Olenivka : les Nations Unies lancent une mission d’enquête, tout en déclarant ne pas avoir l’autorité « pour conduire des enquêtes criminelles ». Et la Croix Rouge déclare n’avoir jamais garanti la sécurité des prisonniers de guerre. Impunité pour la barbarie ? Autres nouvelles du jour : la destruction d’une radio à Bakhmout, et Kryvy Rih dans le collimateur russe. Les sanctions occidentales ont-elles un impact sur l’économie de russe ? Et dans la grisaille, un peu de baume au cœur avec les peintures d’Irina Kolesnikova.



Hier à Zaporijjia, des parents et amis des défenseurs d’Azovstal ont organisé une performance pour attirer l'attention du monde et des médias sur le sort des prisonniers de guerre détenus par les forces russes après leur reddition à Marioupol.


La pression internationale ne doit pas retomber pour que la vérité soit faite sur le carnage d’Olenivka, qui ressemble de plus en plus à un meurtre prémédité.

Fin observateur du conflit, spécialiste de l'OSINT (renseignement en open source) et généralement plutôt doué dans sa tâche, Oliver Alexander a trouvé des images et vidéos prouvant, selon lui, que les prisonniers n'étaient pas logés dans le bâtiment touché.
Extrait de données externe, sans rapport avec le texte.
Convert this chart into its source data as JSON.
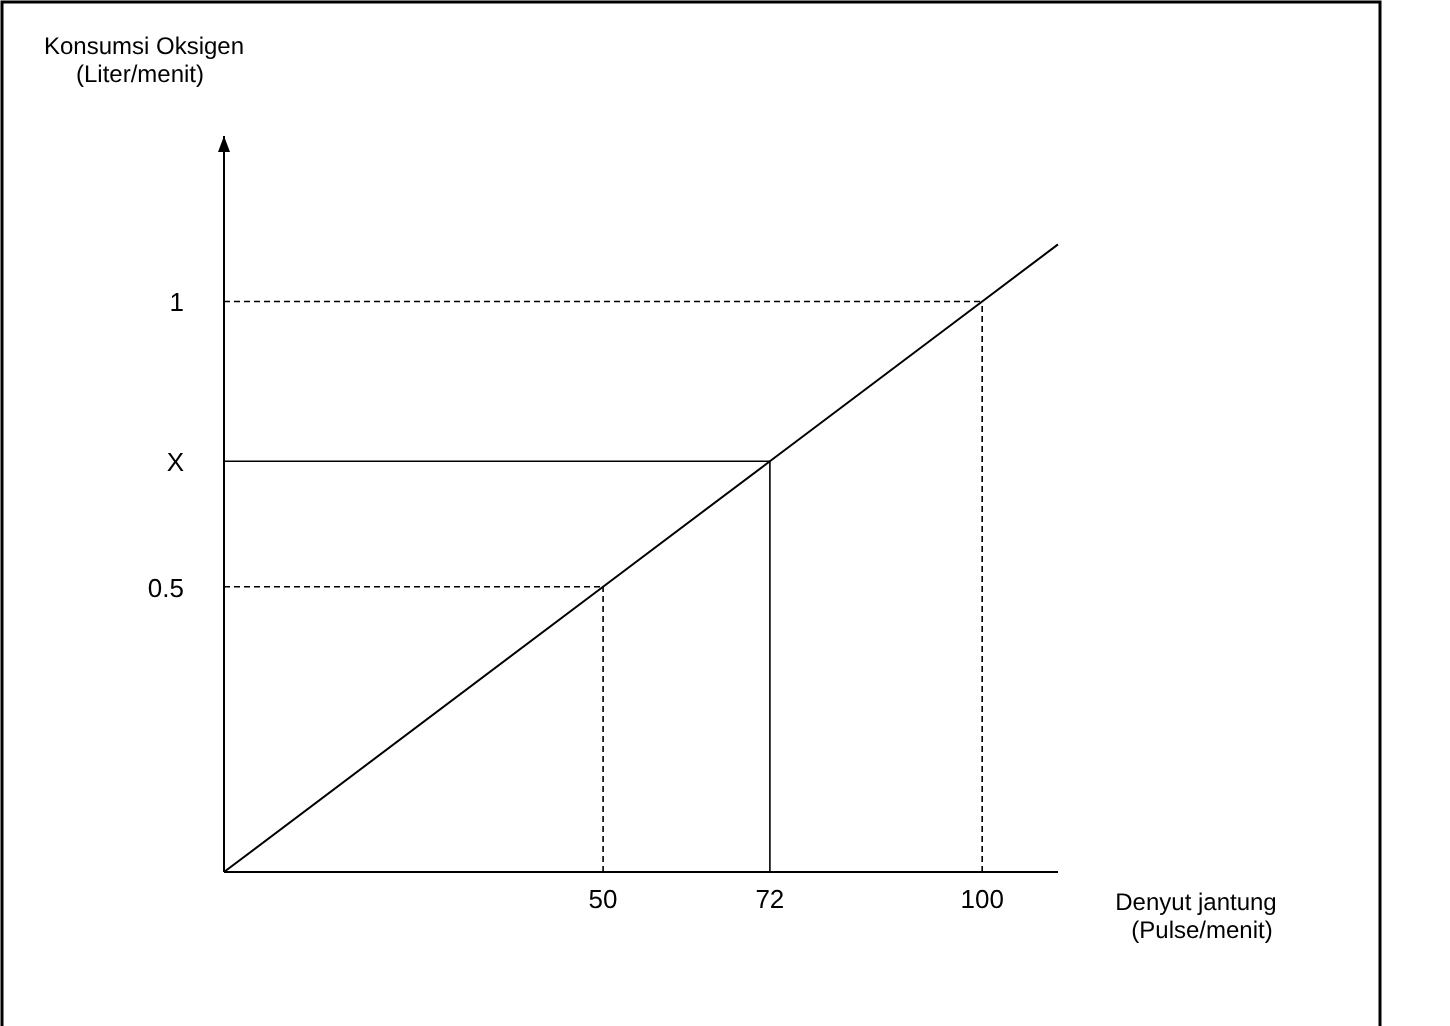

Ils y auraient été déplacés la veille ou le jour du drame (voir sur Twitter). D’autres images satellite semblent montrer que des tombes ont été creusées sur le site d’Olenivka, juste avant le carnage du 29 juillet.


Les prisonniers de guerre ukrainiens ont été torturés avant d'être exécutés à Olenivka. Selon un rapport de la Direction du renseignement du ministère de la Défense relayé par le Kyiv Independant, des combattants des forces séparatistes pro-russes de la « république de Donetsk », ainsi que des mercenaires du groupe Wagner et des agents russes du FSB, ont torturé des prisonniers de guerre ukrainiens avant de les assassiner. Selon la même source, les Russes n’avaient pas l’intention d’échanger des prisonniers de guerre, préférant assassiner des prisonniers pour cacher les preuves de torture. Il ne s’agissait pas tant d'obtenir des informations confidentielles, que de harceler, humilier physiquement et démoraliser psychologiquement les soldats ukrainiens, afin de leur ôter toute détermination morale et psychologique.


L’ONU lance une mission d’enquête. Hier, lors d’une conférence de presse donnée à l’occasion de la publication du troisième rapport de l’ONU sur les conséquences mondiales de l’invasion de l’Ukraine par la Russie.), le secrétaire général de l’ONU, António Guterres, a annoncé « lancer une mission d’enquête » après avoir « reçu les requêtes de la Fédération de Russie et de l’Ukraine » concernant les explosions la semaine dernière dans la prison d’Olenivka : « Nous espérons obtenir toutes les facilités d’accès de la part des deux parties et l’obtention des données nécessaires pour établir la vérité sur ce qui s’est passé », précisant être en train de chercher les personnes adéquates, « indépendantes et compétentes », pour intégrer cette mission.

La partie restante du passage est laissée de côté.